Creer, adherir, comulgar con esa vida entregada que es Jesús, ahí está la Vida eterna, con mayúsculas, definitiva, plena. Sentimos, vivimos, latimos la vida de Dios. Por eso el servicio, dar la vida, entregarnos, nos hace tan bien, nos sentimos tan plenos, felices.

“Nadie puede venir a mí, si no lo atrae el Padre”. Siempre decimos que es Jesús el que nos lleva al Padre, pero ahora leemos que el Padre nos atrae irresistiblemente a Jesús. Nosotros venimos a la comunidad porque le dijimos sí a la gracia de Dios que nos conduce a Jesús. Pero tanto en la obra del Padre como en la del Hijo, la coincidencia, el encuentro, el pan, la excusa, el alimento, el centro de la acción de ambos somos nosotros, es el ser humano. ¡Esto es increíble! Es como que el Padre Dios nos dice: ‘Para vos quiero una vida plena, que des todo lo que tenés para dar, que regales tus talentos al máximo porque de ese modo serás más feliz. Y porque te amo mucho te presento a mi Hijo, el más bueno, atento, solidario, sencillo y comprometido que te puede ayudar a ser feliz’. El Padre con su gracia nos conduce a Jesús. Y cuando llegamos a Jesús, Él comienza a hablarnos conmovedoramente de su Abbá bueno, el más tierno, compasivo, paciente, posibilitador, en el que todos los esfuerzos encuentran consuelo. Nos habla de su abrazo cuando volvemos a Él, de su preocupación porque nadie falte a su mesa, de su dolor cuando nos caemos y lastimamos, pero también de su fuerza para que podamos vencer toda esclavitud. Padre e Hijo, entregándose amorosamente uno en el otro recíprocamente en el Espíritu, miran lo mismo: al ser humano, revistiéndonos así de una importancia impensada jamás. ¿Cómo no entregarnos sabiéndonos tan valiosos? ¡Si Dios nos ama tanto, cómo no vamos a darnos nosotros a los demás!

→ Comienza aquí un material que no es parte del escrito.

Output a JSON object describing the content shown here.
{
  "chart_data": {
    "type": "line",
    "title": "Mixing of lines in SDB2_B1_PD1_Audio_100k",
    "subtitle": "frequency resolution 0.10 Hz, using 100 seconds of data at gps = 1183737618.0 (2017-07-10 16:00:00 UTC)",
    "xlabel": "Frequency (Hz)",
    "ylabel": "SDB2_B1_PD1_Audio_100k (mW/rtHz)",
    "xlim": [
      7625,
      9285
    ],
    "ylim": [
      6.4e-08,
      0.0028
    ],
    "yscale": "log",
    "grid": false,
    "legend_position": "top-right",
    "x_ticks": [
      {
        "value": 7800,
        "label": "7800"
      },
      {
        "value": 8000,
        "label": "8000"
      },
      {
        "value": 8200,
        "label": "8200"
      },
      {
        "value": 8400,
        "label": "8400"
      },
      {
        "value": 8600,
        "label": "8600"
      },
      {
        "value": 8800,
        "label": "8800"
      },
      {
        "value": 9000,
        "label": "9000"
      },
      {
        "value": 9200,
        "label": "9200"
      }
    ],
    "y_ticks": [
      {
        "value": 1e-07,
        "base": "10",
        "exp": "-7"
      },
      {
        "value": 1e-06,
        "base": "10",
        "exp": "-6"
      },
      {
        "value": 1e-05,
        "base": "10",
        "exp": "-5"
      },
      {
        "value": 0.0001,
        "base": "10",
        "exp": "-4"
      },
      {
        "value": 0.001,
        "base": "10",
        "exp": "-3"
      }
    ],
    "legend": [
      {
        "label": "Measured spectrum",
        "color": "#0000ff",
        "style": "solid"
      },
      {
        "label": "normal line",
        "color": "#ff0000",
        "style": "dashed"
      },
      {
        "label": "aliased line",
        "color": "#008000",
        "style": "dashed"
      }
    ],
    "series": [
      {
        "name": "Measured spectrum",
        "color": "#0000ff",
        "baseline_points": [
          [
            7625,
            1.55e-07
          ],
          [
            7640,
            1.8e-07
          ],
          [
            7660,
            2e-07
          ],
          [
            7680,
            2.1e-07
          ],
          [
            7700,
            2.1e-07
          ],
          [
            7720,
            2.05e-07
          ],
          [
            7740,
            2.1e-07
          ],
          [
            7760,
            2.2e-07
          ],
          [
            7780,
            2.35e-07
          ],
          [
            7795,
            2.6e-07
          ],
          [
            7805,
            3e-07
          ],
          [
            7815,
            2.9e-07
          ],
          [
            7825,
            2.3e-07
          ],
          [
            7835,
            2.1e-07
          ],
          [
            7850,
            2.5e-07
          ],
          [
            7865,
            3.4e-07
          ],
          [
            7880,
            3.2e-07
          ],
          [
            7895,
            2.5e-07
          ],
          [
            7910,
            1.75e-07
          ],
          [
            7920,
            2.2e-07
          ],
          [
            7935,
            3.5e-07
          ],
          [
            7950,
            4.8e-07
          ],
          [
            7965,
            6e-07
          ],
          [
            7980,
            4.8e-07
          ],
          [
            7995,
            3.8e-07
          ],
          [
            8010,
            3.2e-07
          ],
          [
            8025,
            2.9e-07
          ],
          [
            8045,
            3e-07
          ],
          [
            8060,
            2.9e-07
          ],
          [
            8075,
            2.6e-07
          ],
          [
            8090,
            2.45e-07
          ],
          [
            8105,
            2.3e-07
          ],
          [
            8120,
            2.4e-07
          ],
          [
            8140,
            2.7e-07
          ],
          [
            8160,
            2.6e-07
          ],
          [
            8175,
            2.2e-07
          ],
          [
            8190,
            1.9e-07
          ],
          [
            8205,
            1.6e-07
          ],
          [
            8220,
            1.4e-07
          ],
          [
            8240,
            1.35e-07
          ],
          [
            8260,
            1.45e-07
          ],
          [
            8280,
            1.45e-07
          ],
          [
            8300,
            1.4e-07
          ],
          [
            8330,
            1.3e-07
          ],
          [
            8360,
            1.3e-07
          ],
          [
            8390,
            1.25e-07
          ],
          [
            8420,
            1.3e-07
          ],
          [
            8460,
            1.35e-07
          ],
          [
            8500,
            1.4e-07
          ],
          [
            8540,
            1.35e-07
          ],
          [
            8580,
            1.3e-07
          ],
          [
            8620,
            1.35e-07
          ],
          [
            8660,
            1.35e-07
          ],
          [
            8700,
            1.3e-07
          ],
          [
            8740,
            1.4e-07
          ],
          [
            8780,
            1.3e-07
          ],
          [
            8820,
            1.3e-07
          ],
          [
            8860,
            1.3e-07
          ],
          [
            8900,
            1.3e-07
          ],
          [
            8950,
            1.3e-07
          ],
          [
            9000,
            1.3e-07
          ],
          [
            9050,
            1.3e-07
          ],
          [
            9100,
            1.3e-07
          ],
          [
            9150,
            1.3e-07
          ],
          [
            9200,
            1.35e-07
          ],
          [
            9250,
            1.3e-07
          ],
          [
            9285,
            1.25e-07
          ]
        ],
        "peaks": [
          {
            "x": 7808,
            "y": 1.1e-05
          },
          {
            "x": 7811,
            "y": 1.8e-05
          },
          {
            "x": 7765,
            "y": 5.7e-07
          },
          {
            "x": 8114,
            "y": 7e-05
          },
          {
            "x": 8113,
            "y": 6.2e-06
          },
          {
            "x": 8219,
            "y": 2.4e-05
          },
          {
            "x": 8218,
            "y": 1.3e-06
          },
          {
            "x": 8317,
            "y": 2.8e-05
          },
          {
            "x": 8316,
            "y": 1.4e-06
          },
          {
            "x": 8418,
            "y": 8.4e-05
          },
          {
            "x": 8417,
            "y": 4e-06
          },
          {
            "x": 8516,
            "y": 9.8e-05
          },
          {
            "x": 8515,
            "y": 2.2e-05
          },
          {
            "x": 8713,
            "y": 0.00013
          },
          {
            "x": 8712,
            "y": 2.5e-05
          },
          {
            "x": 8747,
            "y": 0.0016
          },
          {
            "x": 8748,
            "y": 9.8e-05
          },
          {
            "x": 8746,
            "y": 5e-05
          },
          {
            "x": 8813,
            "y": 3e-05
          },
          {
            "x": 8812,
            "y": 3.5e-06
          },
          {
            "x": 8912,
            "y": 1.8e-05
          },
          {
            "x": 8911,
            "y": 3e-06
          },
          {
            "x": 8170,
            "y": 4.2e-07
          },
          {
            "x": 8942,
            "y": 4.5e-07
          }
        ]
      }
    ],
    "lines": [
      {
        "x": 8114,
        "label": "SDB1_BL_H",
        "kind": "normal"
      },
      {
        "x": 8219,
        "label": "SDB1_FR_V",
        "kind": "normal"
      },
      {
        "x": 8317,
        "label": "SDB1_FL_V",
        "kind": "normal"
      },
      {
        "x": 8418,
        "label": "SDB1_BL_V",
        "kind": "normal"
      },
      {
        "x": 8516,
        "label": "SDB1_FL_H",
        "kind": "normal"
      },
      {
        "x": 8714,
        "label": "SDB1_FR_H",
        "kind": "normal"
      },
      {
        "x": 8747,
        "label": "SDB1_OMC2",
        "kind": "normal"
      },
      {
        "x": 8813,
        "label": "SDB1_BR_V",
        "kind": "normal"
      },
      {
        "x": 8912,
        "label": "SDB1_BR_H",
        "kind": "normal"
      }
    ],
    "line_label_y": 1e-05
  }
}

Por eso, en la medida que atendemos al ser humano para que viva más pleno, más feliz y más hermano, nos parecemos más a este Dios enamorado de nosotros, somos más divinos, más pan, y testimoniamos que Su Vida consiste en ser pan que se da. Por eso, creer en Él, nos hace ser pan para la vida del mundo, nos diviniza humanizándonos.